Das erste seiner "Playoffs" um den Aufstieg hat der FCK gewonnen. 2:1 gegen Schalke. Das knappe Ergebnis, die Dramaturgie und erneutes VAR-Gedöns machen jedoch deutlich: Es bleibt ein Nervenkrieg. Bis zum Schluss.
Asche auf unser Haupt. Hatten wir in unserem Gegner-Check am Samstag doch tatsächlich gemutmaßt, der neue Lautern-Trainer Torsten Lieberknecht würde nach nur vier Tagen mit der Mannschaft zu seinem Debüt nicht allzu viel ändern. Weit gefehlt. Gleich auf fünf Positionen stellte der Coach seine Startelf gegenüber dem vorangegangen Auftritt in Braunschweig um.
Okay, nicht alle Umbesetzungen überraschten. Etwa, dass für den gelbgesperrten Maxi Bauer Jan Elvedi in die Dreier-/Fünfer-Abwehrreihe zurückkehrte. Ebenso, dass der allzeit zuverlässige Daniel Hanslik wieder startete, nachdem er zuletzt mal nur von der Bank gekommen war - das gab's auch unter Markus Anfang schon.
Aber Filipp Kaloc allein auf der Sechs? Als einen solchen hat ihn Lieberknechts Vorgänger nie gesehen. Am meisten jedoch verblüfften die Entscheidungen auf den Außenbahnen. Kenny Redondo, normalerweise weiter vorne unterwegs, begann auf der linken Außenbahn. Das hatte auch Anfang schon mal ausprobiert, vor zwei Wochen im Heimspiel gegen Nürnberg (1:2). Ansonsten waren auf dieser Position stets Erik Wekesser und Florian Kleinhansl unterwegs. Die aber saßen diesmal über 90 Minuten auf der Bank.
Kein Zimmer, kein Gyamerah, aber Ronstadt - und Haas
Und auf der rechten Außenbahn? Da erhielt Frank Ronstadt den Vorzug vor Jean Zimmer und Jan Gyamerah. Ronstadt hatte zuletzt im Dezember, bei der 1:5-Niederlage in Darmstadt, von Beginn an gespielt. In der Rückrunde war er nur einziges Mal im Einsatz, für drei Minuten in der Partie gegen Regensburg (3:0). Ansonsten musste er stets sich hinter den beiden Konkurrenten anstellen. Nun saß Gyamerah nicht einmal auf der Bank.
Auch die Wechsel während des Spiels erstaunten. Als Ronstadt nach 64 Minuten ging, kam Mika Haas.

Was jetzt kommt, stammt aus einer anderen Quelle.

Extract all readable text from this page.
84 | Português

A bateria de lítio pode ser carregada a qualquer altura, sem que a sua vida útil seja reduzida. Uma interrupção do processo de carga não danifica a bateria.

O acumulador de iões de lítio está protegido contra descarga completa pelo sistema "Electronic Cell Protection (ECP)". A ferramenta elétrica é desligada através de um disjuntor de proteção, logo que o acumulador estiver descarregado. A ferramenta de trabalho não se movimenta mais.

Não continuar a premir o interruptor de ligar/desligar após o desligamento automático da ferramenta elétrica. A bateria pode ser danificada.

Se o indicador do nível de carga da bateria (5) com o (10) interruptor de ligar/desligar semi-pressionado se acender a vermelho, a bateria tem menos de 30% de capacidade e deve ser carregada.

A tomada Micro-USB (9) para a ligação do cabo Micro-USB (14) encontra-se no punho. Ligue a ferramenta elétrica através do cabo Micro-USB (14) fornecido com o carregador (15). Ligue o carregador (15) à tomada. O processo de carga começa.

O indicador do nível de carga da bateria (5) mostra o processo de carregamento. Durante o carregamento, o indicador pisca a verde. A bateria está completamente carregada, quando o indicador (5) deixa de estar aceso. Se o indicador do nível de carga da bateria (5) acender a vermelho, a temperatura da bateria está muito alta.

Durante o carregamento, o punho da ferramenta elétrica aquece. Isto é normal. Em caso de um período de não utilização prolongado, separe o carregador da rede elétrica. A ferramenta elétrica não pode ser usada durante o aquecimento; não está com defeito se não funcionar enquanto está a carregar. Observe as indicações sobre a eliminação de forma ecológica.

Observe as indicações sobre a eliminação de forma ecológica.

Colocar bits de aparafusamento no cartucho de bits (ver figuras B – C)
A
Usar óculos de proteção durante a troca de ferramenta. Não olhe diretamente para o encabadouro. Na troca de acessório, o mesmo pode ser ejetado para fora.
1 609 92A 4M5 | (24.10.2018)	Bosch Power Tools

Der 19-Jährige hatte diese Saison erst fünf Minuten im Profiteam bestritten, am 5. Spieltag gegen Hannover. Haas übernahm seine "gelernte" linke Seite, und Linksfuß Redondo musste nun sogar auf der rechten Seite verteidigen - echt jetzt? Bis zur 87. Minute, da durfte Zimmer dann doch noch für ein paar Minuten ran.
Der Rest der bisherigen Stammkräfte auf den Außenbahnen guckte in die Röhre. Die mäßige Flügelverteidigung war in dieser Saison immer wieder mal Thema unserer Analysen - ob diese Premiere als Fingerzeig gewertet darf, dass sich die Hierarchie auf diesen Positionen nun nachhaltig verschiebt? Wir vermuten mal: ja.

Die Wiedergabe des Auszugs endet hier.